For crypto bears who think the digital currency rout isn’t over yet.


Crypto bears who reckon the meltdown across digital currencies isn’t done yet are getting a new tool to bet on fresh declines.

The ProShares Short Bitcoin Strategy ETF (ticker BITI) launches Tuesday, becoming the first inverse exchange-traded fund in the US linked to the largest cryptocurrency. By reversing the performance of an index of Bitcoin futures, it aims to offer a relatively cheap and easy way to profit from any further losses.

BITI is arriving while the virtual-currency complex is in turmoil, with a digital-asset selloff amid soaring inflation gathering pace in the aftermath of last week’s super-sized Federal Reserve rate hike. It’s a spiral that’s seen even long-term holders start selling, and Bitcoin is down about 70% since its November peak.

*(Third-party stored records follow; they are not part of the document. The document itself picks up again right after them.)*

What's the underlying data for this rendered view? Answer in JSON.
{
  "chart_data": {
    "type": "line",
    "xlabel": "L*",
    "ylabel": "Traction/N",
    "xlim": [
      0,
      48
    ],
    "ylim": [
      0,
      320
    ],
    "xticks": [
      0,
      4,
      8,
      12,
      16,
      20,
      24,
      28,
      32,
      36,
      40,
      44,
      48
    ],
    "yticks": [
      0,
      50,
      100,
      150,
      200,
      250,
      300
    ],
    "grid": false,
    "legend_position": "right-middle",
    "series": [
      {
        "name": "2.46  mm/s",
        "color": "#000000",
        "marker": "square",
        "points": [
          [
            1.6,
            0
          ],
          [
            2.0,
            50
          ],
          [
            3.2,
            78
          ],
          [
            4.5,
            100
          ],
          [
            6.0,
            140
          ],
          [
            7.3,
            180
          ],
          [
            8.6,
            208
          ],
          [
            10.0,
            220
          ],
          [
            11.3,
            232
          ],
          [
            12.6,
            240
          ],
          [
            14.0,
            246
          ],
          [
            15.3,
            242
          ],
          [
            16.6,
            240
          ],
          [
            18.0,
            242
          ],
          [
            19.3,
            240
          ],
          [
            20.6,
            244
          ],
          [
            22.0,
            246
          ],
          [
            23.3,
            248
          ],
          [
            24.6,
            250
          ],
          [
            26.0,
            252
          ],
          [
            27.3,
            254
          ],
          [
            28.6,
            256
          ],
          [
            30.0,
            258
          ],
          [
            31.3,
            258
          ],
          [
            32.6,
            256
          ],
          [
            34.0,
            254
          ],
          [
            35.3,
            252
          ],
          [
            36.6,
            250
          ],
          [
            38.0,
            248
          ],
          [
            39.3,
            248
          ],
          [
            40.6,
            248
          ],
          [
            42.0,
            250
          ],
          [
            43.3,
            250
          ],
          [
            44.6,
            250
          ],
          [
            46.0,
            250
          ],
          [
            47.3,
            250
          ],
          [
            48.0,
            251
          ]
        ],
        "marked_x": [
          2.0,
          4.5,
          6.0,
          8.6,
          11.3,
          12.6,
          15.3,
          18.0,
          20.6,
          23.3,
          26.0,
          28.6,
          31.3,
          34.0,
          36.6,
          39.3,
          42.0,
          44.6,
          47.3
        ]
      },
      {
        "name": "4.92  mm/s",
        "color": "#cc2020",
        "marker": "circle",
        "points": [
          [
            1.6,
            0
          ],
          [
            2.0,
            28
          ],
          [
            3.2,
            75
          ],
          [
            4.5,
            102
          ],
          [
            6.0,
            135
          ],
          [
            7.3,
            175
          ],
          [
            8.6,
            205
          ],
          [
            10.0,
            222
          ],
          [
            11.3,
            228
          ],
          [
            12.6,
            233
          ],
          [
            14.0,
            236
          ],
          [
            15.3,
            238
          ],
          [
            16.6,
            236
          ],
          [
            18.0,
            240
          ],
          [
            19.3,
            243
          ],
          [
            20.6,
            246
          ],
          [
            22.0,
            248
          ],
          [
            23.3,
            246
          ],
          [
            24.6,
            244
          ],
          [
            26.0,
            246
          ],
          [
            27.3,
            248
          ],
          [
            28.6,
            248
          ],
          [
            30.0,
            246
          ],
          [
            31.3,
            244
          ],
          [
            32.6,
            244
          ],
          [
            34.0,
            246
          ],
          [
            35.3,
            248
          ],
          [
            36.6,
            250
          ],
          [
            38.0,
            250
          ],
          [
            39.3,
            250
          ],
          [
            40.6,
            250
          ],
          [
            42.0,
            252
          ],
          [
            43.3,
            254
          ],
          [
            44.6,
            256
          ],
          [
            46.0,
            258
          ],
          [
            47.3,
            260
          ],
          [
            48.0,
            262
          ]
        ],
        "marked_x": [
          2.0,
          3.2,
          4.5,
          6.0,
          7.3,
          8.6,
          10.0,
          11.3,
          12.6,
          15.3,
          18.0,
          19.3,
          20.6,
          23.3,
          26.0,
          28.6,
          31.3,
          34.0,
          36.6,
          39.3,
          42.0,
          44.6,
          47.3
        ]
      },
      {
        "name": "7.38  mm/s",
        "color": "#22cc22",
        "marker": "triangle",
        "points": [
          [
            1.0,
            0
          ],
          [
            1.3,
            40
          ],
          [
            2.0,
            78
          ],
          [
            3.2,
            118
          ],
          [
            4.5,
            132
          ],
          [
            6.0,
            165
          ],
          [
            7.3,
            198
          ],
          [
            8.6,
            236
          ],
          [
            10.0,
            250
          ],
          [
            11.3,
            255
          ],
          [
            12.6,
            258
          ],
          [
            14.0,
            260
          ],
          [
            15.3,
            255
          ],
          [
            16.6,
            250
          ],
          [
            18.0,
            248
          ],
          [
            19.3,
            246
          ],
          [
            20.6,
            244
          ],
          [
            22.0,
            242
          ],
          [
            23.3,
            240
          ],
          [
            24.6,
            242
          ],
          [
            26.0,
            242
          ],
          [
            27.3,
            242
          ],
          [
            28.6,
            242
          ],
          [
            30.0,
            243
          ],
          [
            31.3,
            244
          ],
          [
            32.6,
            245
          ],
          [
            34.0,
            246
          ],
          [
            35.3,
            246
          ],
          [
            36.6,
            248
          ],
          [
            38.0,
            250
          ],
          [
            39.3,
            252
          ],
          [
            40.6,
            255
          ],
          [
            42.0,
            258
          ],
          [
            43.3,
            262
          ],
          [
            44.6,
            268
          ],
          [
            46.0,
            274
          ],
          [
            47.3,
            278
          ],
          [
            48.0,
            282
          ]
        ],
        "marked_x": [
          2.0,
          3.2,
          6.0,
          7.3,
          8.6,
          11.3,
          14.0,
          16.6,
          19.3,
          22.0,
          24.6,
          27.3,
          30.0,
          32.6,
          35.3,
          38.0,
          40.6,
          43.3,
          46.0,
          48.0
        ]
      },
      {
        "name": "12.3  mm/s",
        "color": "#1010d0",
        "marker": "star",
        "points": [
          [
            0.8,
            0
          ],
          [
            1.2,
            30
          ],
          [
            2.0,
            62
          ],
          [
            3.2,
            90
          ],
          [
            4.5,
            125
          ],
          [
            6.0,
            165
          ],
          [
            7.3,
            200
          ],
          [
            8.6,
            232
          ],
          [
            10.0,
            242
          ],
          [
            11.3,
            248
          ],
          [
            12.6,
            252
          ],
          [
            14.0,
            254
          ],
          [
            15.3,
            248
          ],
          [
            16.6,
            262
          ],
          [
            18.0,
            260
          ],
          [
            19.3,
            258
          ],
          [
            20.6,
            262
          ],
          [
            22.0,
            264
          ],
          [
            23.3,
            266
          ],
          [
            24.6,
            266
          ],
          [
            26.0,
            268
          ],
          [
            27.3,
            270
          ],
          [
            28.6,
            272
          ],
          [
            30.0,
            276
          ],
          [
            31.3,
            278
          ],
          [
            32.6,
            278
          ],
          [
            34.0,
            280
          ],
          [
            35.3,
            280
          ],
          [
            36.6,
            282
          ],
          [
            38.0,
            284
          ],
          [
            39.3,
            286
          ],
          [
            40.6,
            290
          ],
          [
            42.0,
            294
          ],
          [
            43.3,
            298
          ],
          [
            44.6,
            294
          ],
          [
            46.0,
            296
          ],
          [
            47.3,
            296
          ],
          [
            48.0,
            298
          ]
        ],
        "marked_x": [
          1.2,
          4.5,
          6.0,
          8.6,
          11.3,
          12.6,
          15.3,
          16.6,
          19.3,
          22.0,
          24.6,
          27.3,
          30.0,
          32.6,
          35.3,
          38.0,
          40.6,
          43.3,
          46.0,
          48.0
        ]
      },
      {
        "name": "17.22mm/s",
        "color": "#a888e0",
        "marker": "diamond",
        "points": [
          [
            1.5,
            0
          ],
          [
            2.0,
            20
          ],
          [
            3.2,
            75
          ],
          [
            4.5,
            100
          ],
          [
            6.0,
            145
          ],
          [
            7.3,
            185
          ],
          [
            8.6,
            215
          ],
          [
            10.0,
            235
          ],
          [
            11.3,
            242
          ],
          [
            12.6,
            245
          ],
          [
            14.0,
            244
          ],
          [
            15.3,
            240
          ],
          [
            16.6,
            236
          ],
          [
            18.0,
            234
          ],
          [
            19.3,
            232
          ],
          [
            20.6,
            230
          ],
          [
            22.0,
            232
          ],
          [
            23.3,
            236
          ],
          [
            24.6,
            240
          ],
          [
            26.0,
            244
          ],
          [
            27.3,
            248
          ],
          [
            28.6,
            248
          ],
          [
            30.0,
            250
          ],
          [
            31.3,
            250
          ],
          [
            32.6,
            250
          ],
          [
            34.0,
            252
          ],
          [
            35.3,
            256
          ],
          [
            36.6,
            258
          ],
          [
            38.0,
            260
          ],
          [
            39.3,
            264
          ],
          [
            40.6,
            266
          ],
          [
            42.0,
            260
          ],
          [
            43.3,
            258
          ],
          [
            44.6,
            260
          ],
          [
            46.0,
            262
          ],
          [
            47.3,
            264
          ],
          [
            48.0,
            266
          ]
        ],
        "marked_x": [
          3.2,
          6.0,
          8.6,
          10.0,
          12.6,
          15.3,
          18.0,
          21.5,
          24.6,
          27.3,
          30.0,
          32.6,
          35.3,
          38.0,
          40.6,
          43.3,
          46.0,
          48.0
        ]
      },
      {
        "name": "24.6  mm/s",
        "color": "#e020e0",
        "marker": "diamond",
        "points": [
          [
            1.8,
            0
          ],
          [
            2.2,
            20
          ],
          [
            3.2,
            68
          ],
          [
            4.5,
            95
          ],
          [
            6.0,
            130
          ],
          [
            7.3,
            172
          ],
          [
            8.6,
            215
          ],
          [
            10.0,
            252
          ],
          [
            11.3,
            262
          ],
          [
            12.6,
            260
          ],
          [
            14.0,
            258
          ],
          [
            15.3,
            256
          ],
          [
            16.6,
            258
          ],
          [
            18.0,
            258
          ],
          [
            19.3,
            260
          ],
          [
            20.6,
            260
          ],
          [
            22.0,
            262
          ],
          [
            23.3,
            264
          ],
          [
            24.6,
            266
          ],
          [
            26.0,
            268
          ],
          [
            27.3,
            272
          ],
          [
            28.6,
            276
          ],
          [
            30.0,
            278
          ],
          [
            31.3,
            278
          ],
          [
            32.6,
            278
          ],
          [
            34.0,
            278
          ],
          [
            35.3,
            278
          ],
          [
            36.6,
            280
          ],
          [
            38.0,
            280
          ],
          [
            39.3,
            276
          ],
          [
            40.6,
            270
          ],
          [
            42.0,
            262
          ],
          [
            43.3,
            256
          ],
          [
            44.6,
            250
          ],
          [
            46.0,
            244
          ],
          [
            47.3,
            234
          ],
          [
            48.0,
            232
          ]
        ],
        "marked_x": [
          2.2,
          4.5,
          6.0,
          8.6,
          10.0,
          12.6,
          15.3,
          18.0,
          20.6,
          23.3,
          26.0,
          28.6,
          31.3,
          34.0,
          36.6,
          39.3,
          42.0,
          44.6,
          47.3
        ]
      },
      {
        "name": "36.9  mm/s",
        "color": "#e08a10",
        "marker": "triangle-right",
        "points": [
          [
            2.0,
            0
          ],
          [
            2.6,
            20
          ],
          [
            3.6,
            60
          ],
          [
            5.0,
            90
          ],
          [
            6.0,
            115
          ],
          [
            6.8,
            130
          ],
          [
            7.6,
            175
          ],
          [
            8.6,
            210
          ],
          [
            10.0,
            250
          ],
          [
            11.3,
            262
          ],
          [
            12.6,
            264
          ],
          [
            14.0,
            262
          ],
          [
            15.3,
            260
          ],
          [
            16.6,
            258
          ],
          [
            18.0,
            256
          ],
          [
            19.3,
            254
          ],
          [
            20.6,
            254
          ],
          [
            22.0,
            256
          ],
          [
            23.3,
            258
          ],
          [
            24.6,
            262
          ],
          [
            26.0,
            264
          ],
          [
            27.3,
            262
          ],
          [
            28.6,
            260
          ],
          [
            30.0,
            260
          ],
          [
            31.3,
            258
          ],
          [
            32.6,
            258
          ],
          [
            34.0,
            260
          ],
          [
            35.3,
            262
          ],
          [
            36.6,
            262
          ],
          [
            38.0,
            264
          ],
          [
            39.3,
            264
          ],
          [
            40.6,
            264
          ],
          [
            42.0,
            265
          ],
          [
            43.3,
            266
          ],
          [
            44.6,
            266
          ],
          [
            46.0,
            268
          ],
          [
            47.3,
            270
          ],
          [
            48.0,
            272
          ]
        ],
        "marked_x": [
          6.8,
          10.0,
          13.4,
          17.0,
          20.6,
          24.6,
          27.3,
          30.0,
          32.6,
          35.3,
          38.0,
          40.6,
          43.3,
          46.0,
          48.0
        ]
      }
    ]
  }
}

That raises the risk that the new fund has missed the bulk of the drawdown. The bet by ProShares is that making it easier to short Bitcoin will encourage more investors to express their negative crypto views.

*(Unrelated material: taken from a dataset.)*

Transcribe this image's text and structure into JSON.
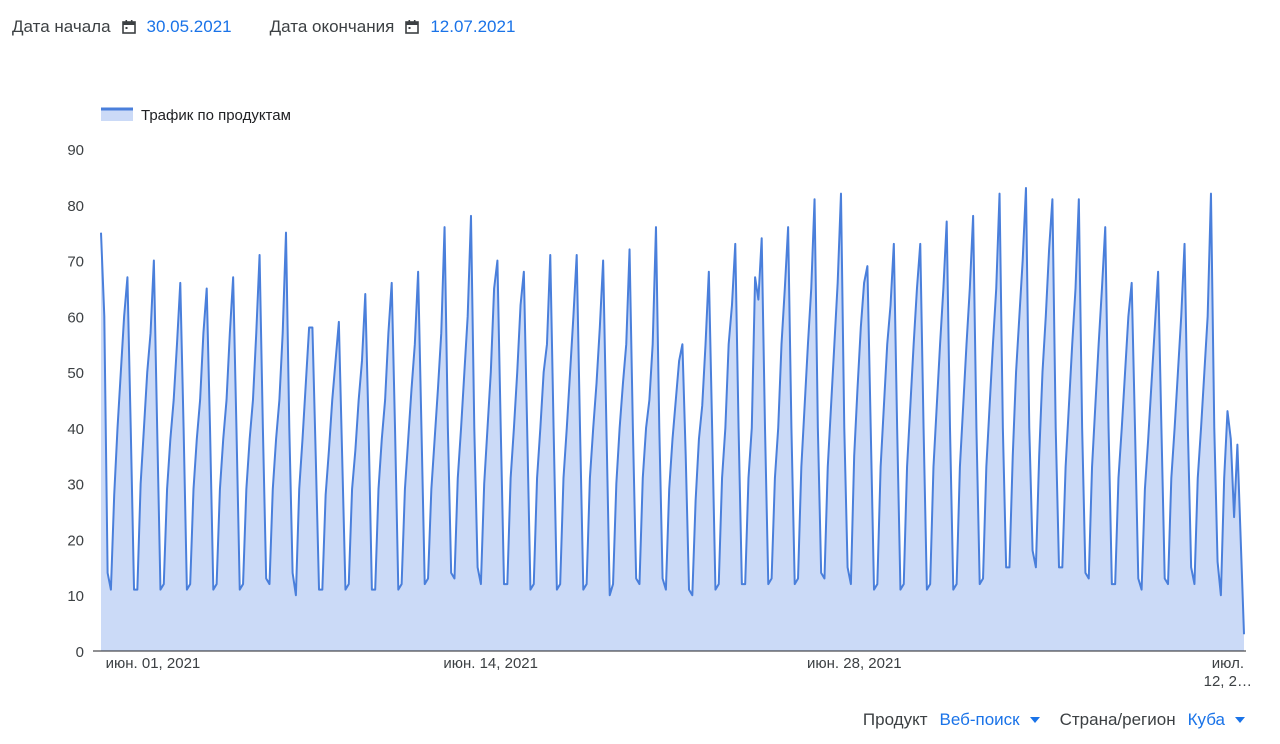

“We think there are many investors who have bearish short-term or long-term view of Bitcoin and cryptocurrencies in general who haven’t acted on their view because it was too difficult or expensive,” Michael Sapir, ProShares chief executive officer, said by phone. “Those investors will be able to gain short exposure to Bitcoin as easily as buying an ETF in traditional brokerage account.”

ProShares was also behind the first US ETF linked to Bitcoin back in October, the Bitcoin Strategy ETF (BITO). That enjoyed one of the biggest launches in ETF history, but its debut turned out to mark roughly the top of the digital-asset boom.

BITI charges an expense ratio of 0.95%, matching that of BITO. While that’s higher than the bulk of actively managed funds, the spot borrowing rate for shares of BITO — one measure of the cost of shorting the fund — currently stands near 13.9%, according to data compiled by S3 Partners.

The catch is that, like most inverse ETFs, the new product is designed for only short-term use. It returns the inverse performance of its underlying index for one day at a time, meaning it effectively resets every day. Investors who hold onto the ETF for longer periods therefore risk underperforming because of its ongoing costs.

The ProShares product is the first bearish Bitcoin ETF to launch, with similar filings from rivals Direxion and AXS still in the pipeline. Direxion filed for a such a fund in October following BITO’s launch, but pulled the application at the request of US regulators.